Il me désirait aussi, donc. Mais, n'était-ce que cela ? Persuadé que je mourrai dans l'instant, si c'était le cas, il fallait néanmoins que je sache. Je fis un pas vers lui, plus calmement, et il ne bougea pas d'un millimètre, n'esquissa pas un seul geste pour s'éloigner de moi. Le soulagement m'envahit, car je ne l'aurais probablement pas supporté. J'avançai ensuite une main à hauteur de sa joue, dans une demande de permission muette. Il se détacha de mon regard, pour la fixer, avant de hocher presque imperceptiblement la tête. Je posai alors délicatement mes doigts sur son visage, avant de murmurer.
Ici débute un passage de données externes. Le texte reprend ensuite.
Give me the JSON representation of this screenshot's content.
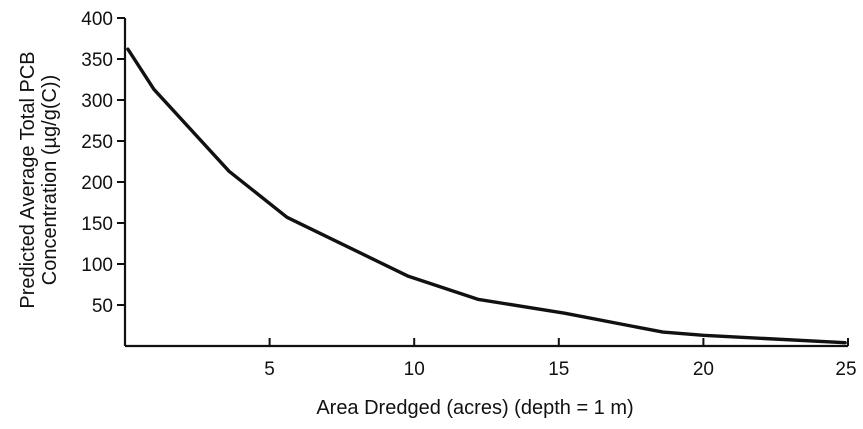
{
  "chart_data": {
    "type": "line",
    "title": "",
    "xlabel": "Area Dredged (acres) (depth = 1 m)",
    "ylabel_line1": "Predicted Average Total PCB",
    "ylabel_line2": "Concentration (µg/g(C))",
    "xlim": [
      0,
      25
    ],
    "ylim": [
      0,
      400
    ],
    "xticks": [
      5,
      10,
      15,
      20,
      25
    ],
    "yticks": [
      50,
      100,
      150,
      200,
      250,
      300,
      350,
      400
    ],
    "grid": false,
    "legend": "none",
    "series": [
      {
        "x": [
          0.1,
          1.0,
          3.6,
          5.6,
          9.8,
          12.2,
          15.2,
          18.6,
          20.0,
          24.9
        ],
        "y": [
          362,
          313,
          213,
          157,
          85,
          57,
          40,
          17,
          13,
          4
        ]
      }
    ]
  }
}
« Mon esprit dans le tien, ton esprit dans le mien. »

Mes pensées étaient en permanence entourées de remparts, de murs infranchissables. Il m'avait fallu des années pour les ériger. Mais, les émotions de Jim n'eurent pas besoin de les franchir. Non. Elles se contentèrent de simplement les fracasser, de les balayer comme si elles étaient faites de sable, de les anéantir, à la seconde où elles les percutèrent.

La faim. Inassouvie. D'attention, de contact. L'envie. Insatisfaite. De toucher, d'être touché. Le besoin. Viscéral. De m'appartenir. L'amour. Incommensurable, dévorant, dévastateur.

Soudainement, mes jambes ne portèrent plus mon poids et je tombai à genoux devant lui, rompant la fusion mentale. À bout de souffle, j'appuyai mon front contre son ventre, enfouis mon nez dans son t-shirt, respirai son odeur comme si c'était la seule chose capable de me rendre ma capacité respiratoire considérablement amoindrie.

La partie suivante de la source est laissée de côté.